Como refere Henrique Mesquita, são juridicamente possíveis, relativamente às aberturas qualificáveis como janelas ou frestas, três categorias distintas: janelas; frestas que não excedam as dimensões legais e situadas à altura fixada na lei (frestas regulares); e frestas com dimensões superiores às legais ou situadas a uma altura inferior à fixada na lei (frestas irregulares). RLJ, nº 128, pág. 149.
E o problema que se suscita é o de saber se a abertura de frestas em condições diferentes das estabelecidas na lei e a sua permanência durante o tempo necessário à usucapião conferem algum direito que os proprietários vizinhos tenham de respeitar, ou se, pelo contrário, poderão estes, quando lhes aprouver, exigir que as frestas sejam modificadas e postas em conformidade com o regime legal, ou levantar qualquer construção que as vede e não permita que a luz e o ar continuem a entrar por elas.
As janelas e as frestas são aberturas feitas nas paredes dos edifícios, mas que se distinguem pelas respectivas dimensões e pelo fim a que se destinam.
As frestas são aberturas estreitas, que têm apenas a função de permitir a entrada de ar e luz.
As janelas, além de serem mais amplas do que as frestas, têm por destinação objectiva e função normal, para além de fornecer luz e assegurar a entrada de ar, a de permitir ver-se através delas, olhando quer em frente, quer para os lados, quer para cima ou para baixo.
As frestas que, pelas suas dimensões ou pela altura a que se situem, não obedeçam aos requisitos legais, mas que, apesar disso, não proporcionem estas comodidades, não devem qualificar-se como janelas. Continuam a ser frestas, embora frestas irregulares.

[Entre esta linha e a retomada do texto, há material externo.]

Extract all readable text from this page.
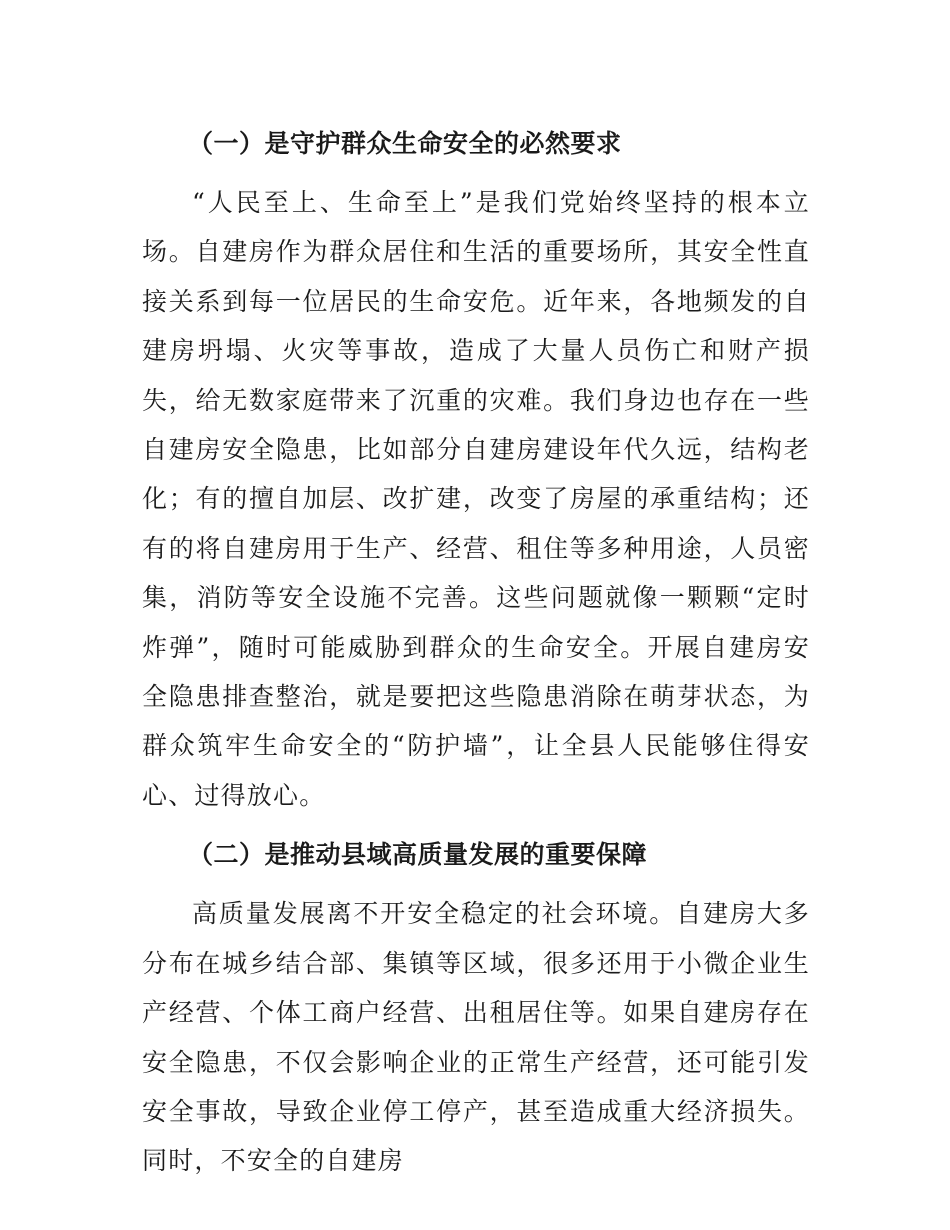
（一）是守护群众生命安全的必然要求

“人民至上、生命至上”是我们党始终坚持的根本立场。自建房作为群众居住和生活的重要场所，其安全性直接关系到每一位居民的生命安危。近年来，各地频发的自建房坍塌、火灾等事故，造成了大量人员伤亡和财产损失，给无数家庭带来了沉重的灾难。我们身边也存在一些自建房安全隐患，比如部分自建房建设年代久远，结构老化；有的擅自加层、改扩建，改变了房屋的承重结构；还有的将自建房用于生产、经营、租住等多种用途，人员密集，消防等安全设施不完善。这些问题就像一颗颗“定时炸弹”，随时可能威胁到群众的生命安全。开展自建房安全隐患排查整治，就是要把这些隐患消除在萌芽状态，为群众筑牢生命安全的“防护墙”，让全县人民能够住得安心、过得放心。

（二）是推动县域高质量发展的重要保障

高质量发展离不开安全稳定的社会环境。自建房大多分布在城乡结合部、集镇等区域，很多还用于小微企业生产经营、个体工商户经营、出租居住等。如果自建房存在安全隐患，不仅会影响企业的正常生产经营，还可能引发安全事故，导致企业停工停产，甚至造成重大经济损失。同时，不安全的自建房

«O proprietário que abra frestas irregulares excede o âmbito dos poderes contidos no seu direito de propriedade e sujeita o vizinho a um encargo que não lhe pode ser imposto unilateralmente.
Ao proprietário vizinho assiste, por conseguinte, o direito de exigir que as frestas sejam modificadas e postas em conformidade com a lei, através, conforme os casos, da redução das respectivas medidas ou da sua colocação a uma altura superior a um metro e oitenta centímetros. Trata-se de um direito compreendido na chamada esfera da soberania negativa – isto é, na soberania que permite a um proprietário fazer cessar as situações materiais que violam o seu domínio, tal como a lei o delimita, designadamente quando regula as relações de vizinhança.

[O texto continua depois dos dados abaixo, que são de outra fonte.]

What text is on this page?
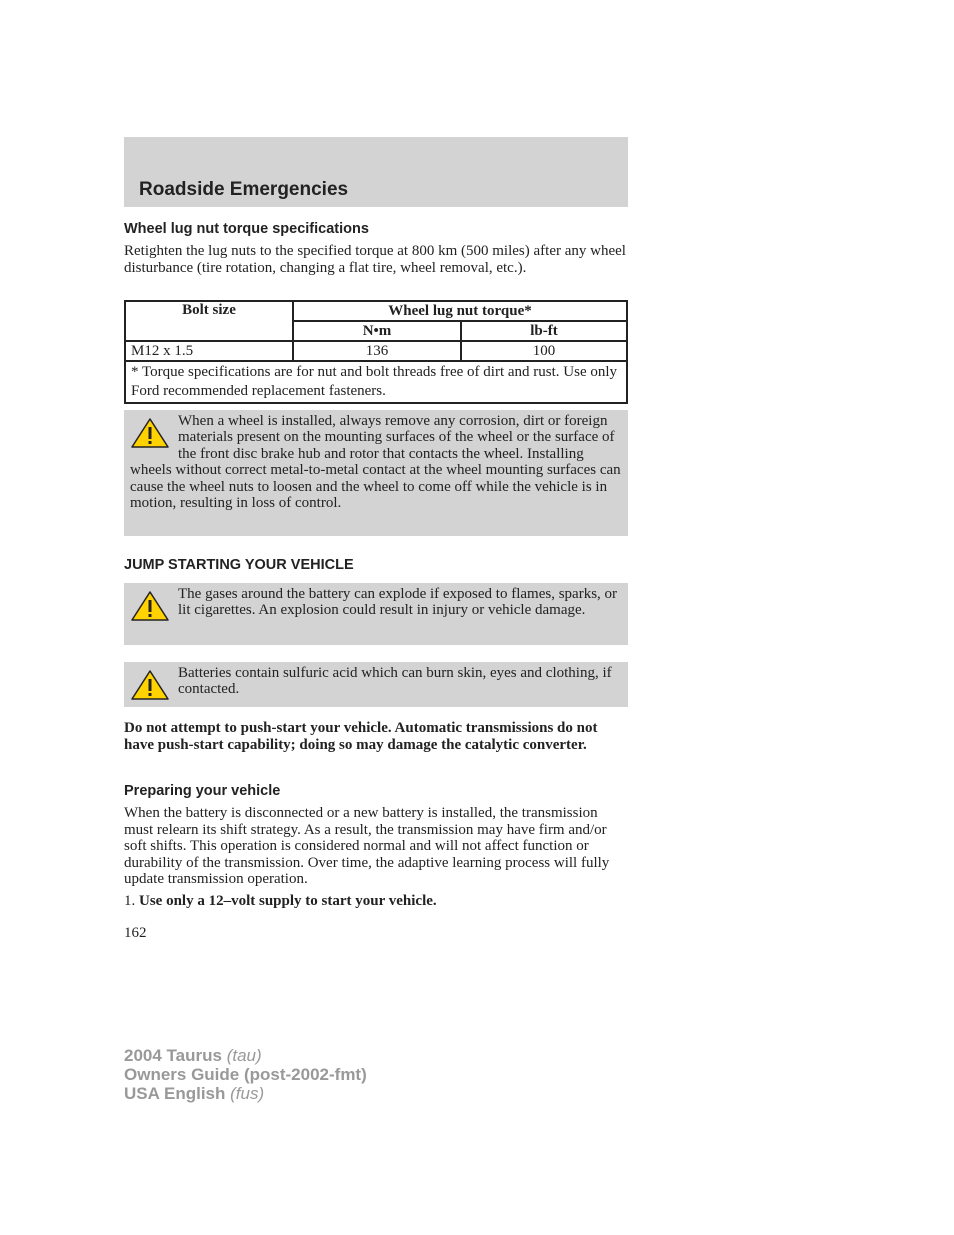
Roadside Emergencies
Wheel lug nut torque specifications
Retighten the lug nuts to the specified torque at 800 km (500 miles) after any wheel disturbance (tire rotation, changing a flat tire, wheel removal, etc.).
Bolt size	Wheel lug nut torque*	
	N•m	lb-ft
M12 x 1.5	136	100
* Torque specifications are for nut and bolt threads free of dirt and rust. Use only Ford recommended replacement fasteners.		
When a wheel is installed, always remove any corrosion, dirt or foreign materials present on the mounting surfaces of the wheel or the surface of the front disc brake hub and rotor that contacts the wheel. Installing wheels without correct metal-to-metal contact at the wheel mounting surfaces can cause the wheel nuts to loosen and the wheel to come off while the vehicle is in motion, resulting in loss of control.
JUMP STARTING YOUR VEHICLE
The gases around the battery can explode if exposed to flames, sparks, or lit cigarettes. An explosion could result in injury or vehicle damage.
Batteries contain sulfuric acid which can burn skin, eyes and clothing, if contacted.
Do not attempt to push-start your vehicle. Automatic transmissions do not have push-start capability; doing so may damage the catalytic converter.
Preparing your vehicle
When the battery is disconnected or a new battery is installed, the transmission must relearn its shift strategy. As a result, the transmission may have firm and/or soft shifts. This operation is considered normal and will not affect function or durability of the transmission. Over time, the adaptive learning process will fully update transmission operation.
1. Use only a 12–volt supply to start your vehicle.
162
2004 Taurus (tau)
Owners Guide (post-2002-fmt)
USA English (fus)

Se o vizinho afectado pelas frestas irregulares, porém, não reagir contra o abuso cometido, a situação possessória que delas resulta dará origem, logo que decorra o prazo da usucapião, a uma servidão predial.
Constituída a servidão, o proprietário vizinho deixa de ter o direito, que antes lhe cabia, de exigir, através de uma acção negatória, que as frestas sejam modificadas e harmonizadas com a lei.
E o proprietário que abriu as frestas adquire, por seu turno, o direito, que não tinha até esse momento, de manter tais aberturas em condições irregulares.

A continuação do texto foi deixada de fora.